In the past, people have felt the FX market was too large to be moved by any group of people acting in unison. However, now that such a large percentage of the volume is speculative or not trade-related, this is arguable. One way to look at the market is to think of various populations of traders pursuing similar sources of alpha. With sophisticated tools, it is possible to model and exploit the behavior of these different populations of traders as the impact of their actions has an effect on short term prices.
One way to do this is to use technical indicators as input into more complex strategies to help users find trends within populations of traders, which enables users to find patterns in trading which they can then exploit to increase profitability. For example, if you run a Bollinger band on a Bollinger band signal and you find interesting signal generation possibilities, what does this mean? Really this is similar to running a mean reversion strategy on mean reversion traders. This also means that competitors with more sophisticated modeling tools can likely game your strategies over time.
The key here is the ability to go beyond academic and textbook modeling methods to easily try new ideas. While this would be difficult if it were necessary to code every idea from scratch and think about data access with each backtest, new commercial vendor solutions make it easy to test multiple ideas rapidly.
Understanding the need to migrate towards new technologies, many buy-side institutions are turning to pre-packaged algorithms from the sell side, which focus mainly on latency and execution. While this could indeed be a way to increase profits, once use of these algorithms reaches a critical mass, the benefits are diminished.
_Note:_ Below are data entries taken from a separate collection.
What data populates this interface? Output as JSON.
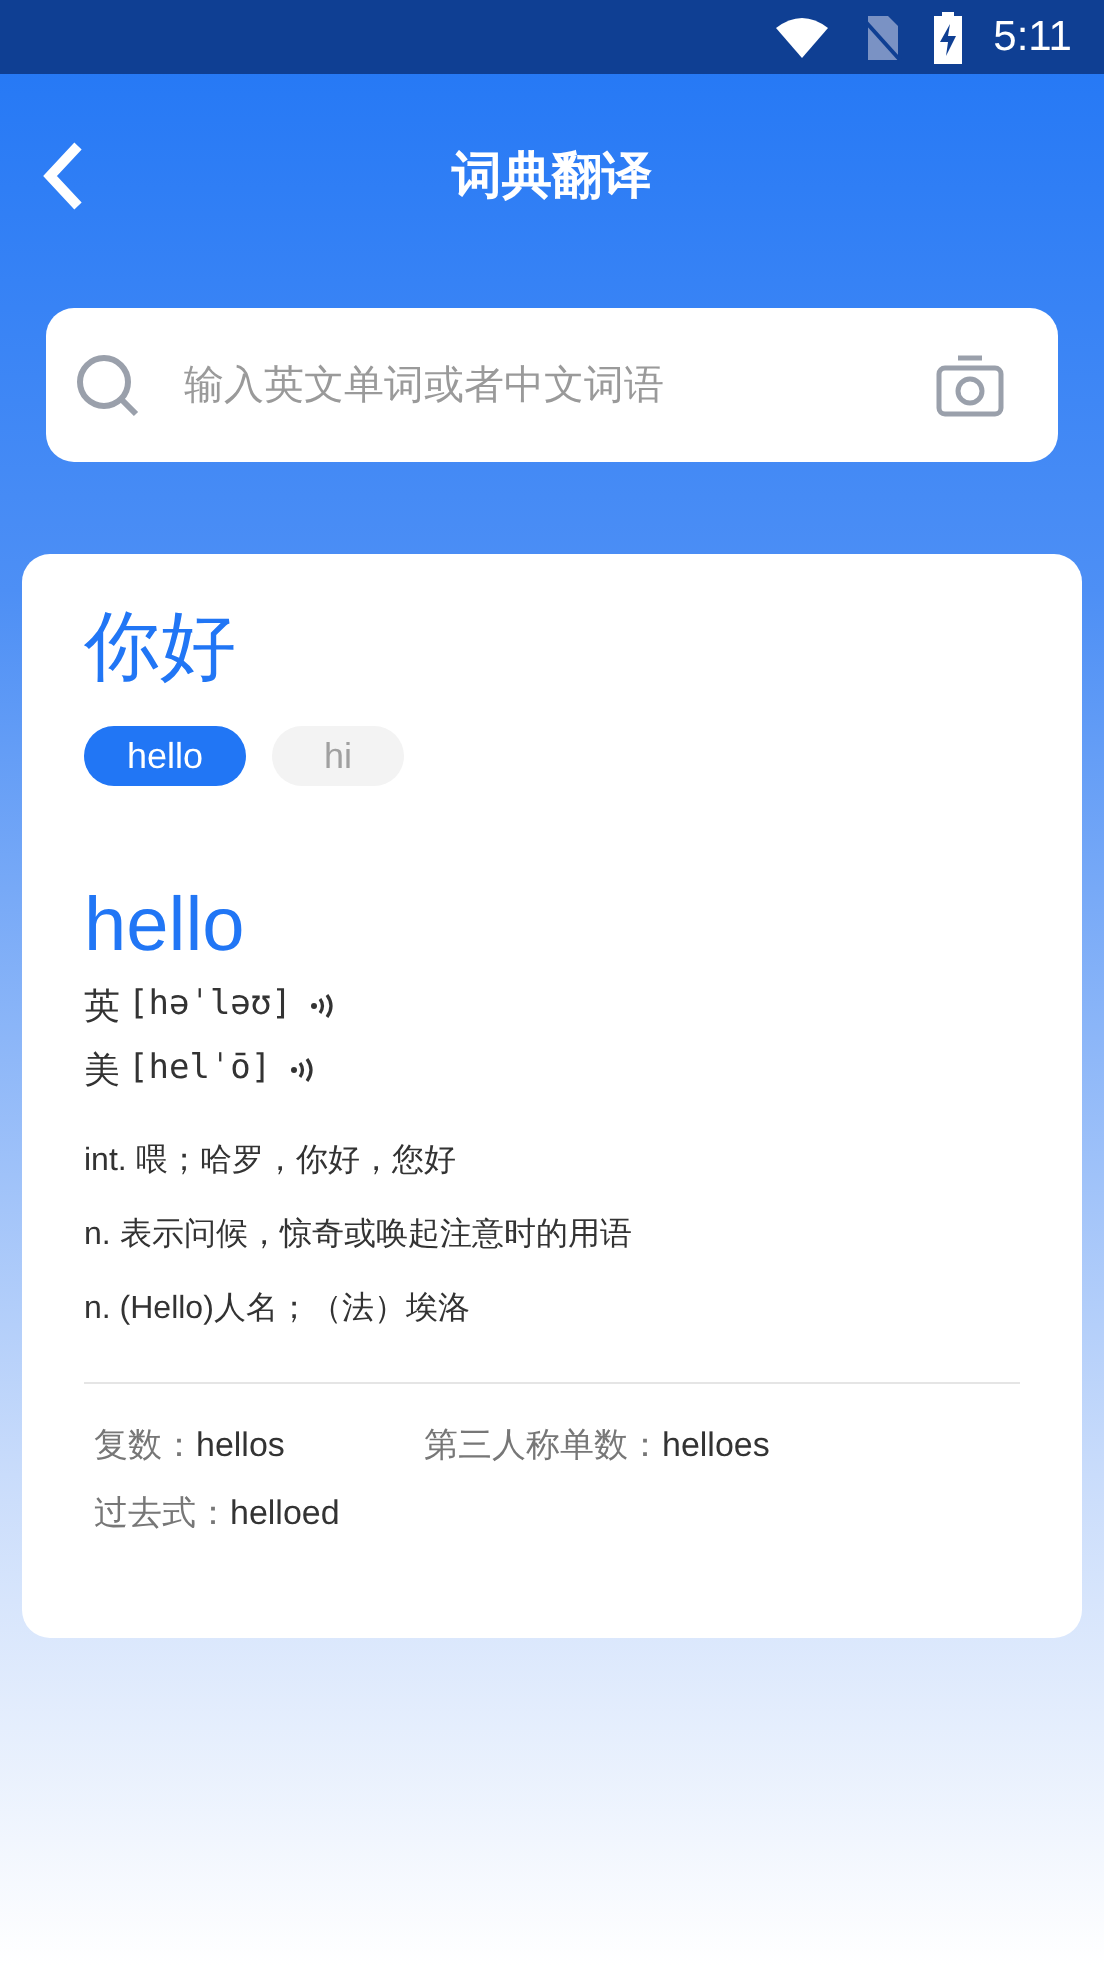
{
  "status_bar": {
    "time": "5:11"
  },
  "header": {
    "title": "词典翻译"
  },
  "search": {
    "placeholder": "输入英文单词或者中文词语"
  },
  "result": {
    "query": "你好",
    "chips": [
      {
        "label": "hello",
        "selected": true
      },
      {
        "label": "hi",
        "selected": false
      }
    ],
    "word": "hello",
    "pronunciations": [
      {
        "label": "英",
        "phonetic": "[həˈləʊ]"
      },
      {
        "label": "美",
        "phonetic": "[helˈō]"
      }
    ],
    "definitions": [
      "int. 喂；哈罗，你好，您好",
      "n. 表示问候，惊奇或唤起注意时的用语",
      "n. (Hello)人名；（法）埃洛"
    ],
    "forms": [
      {
        "label": "复数：",
        "value": "hellos"
      },
      {
        "label": "第三人称单数：",
        "value": "helloes"
      },
      {
        "label": "过去式：",
        "value": "helloed"
      }
    ]
  }
}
Using more generic toolsets that allow users to build their own strategies and algorithms ensures that returns will not be minimized due to competitors using the same method. And, if there is suspicion that a competitor is using a similar process, these toolsets provide flexibility to change strategies and ideas quickly to move towards more profitable trends in the market.
Open platforms that leverage existing code libraries in multiple languages facilitate the sharing of strategy building blocks across the enterprise, while platforms that come preloaded with extensive libraries of strategy building blocks help traders reduce strategy research and development time.
Additionally, advanced dynamic optimization capabilities through powerful machine learning combined with the ability to easily move from backtest to walk forward (paper trade) on real-time data, help traders transform ideas into profitable strategies. Platforms that enable traders to easily move from real-time walk forwards to production trading, and FIX order generation and routing further decrease time to market.
While today's market already looks very different from the one many traders entered just a few decades ago, the current economic crisis coupled with an influx of highly sophisticated quantitative toolsets assures us that the current FX market is changing once again.
As financial institutions struggle to discover untapped sources of alpha within an uncertain market, they must rely more heavily on new technologies that will help get banks back on track delivering effective strategies that can generate profits today, tomorrow and well into the future.